Eppure mai come oggi in tanti paesi europei l’antisemitismo è in aumento.
Per questo vi invito a non abbassare mai la guardia, la lotta contro l’antisemitismo riguarda da vicino tutti noi e va combattuta ogni giorno nel proprio quotidiano.

Parlando di memoria non posso non ricordare uno dei figli più autorevoli della nostra città.
Il rabbino Elio Toaff, di cui tra pochi mesi ricorreranno i due anni dalla scomparsa.
Egli rappresenta per tutti noi l’espressione più alta dell’integrazione, del dialogo e della volontà di costruire un mondo migliore, dove far coesistere pacificamente fedi e ideali diversi.
Toaff sperimentò sulla sua pelle la follia delle Leggi Razziali e dell’ideologia nazifascista, arrivando a rischiare la fucilazione.
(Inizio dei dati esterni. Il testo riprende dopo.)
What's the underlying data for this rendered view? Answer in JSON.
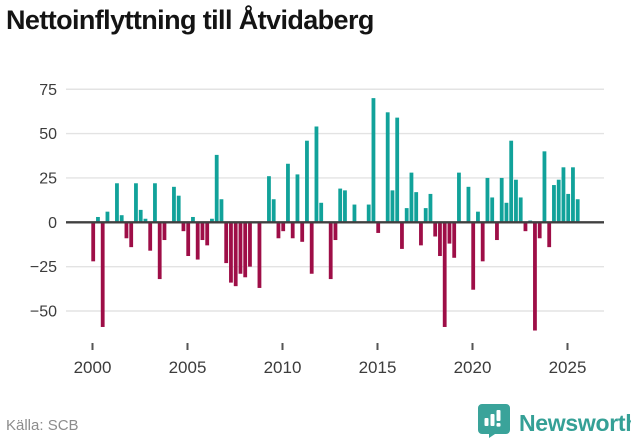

Eppure le sue idee di libertà e dialogo, i valori della democrazia e della resistenza, la speranza negli uomini, a prescindere dal loro credo, l’impegno civile trasversale, sono stati più forti di ogni ingiustizia subita.
I suoi principi appartengono oggi alla comune coscienza nazionale e ognuno di noi ha il dovere e la responsabilità di prendersene cura e di diffonderli.

Concludo e di nuovo mi rivolgo a voi, cari ragazzi, auspicando che grazie anche alle vostre famiglie, ai vostri insegnanti, a iniziative come quella odierna, riusciate a raccogliere il testimone della memoria.
Una memoria che naturalmente non può essere dimentica degli altri genocidi che la storia ha purtroppo conosciuto.
Così come ho cominciato, mi piace chiudere questo intervento con la frase di chi ha conosciuto da vicino l’orrore dell’Olocausto.
Ho scelto quella di una ragazzina che aveva all’incirca la vostra età, Anna Frank.
Ho preferito questa alle molte frasi che ha annotato nel suo diario, perché è un messaggio di speranza che auspico possiate conservare e far germogliare dentro di voi: “Come è meraviglioso che non vi sia nessun bisogno di aspettare un singolo attimo prima di iniziare a migliorare il mondo”.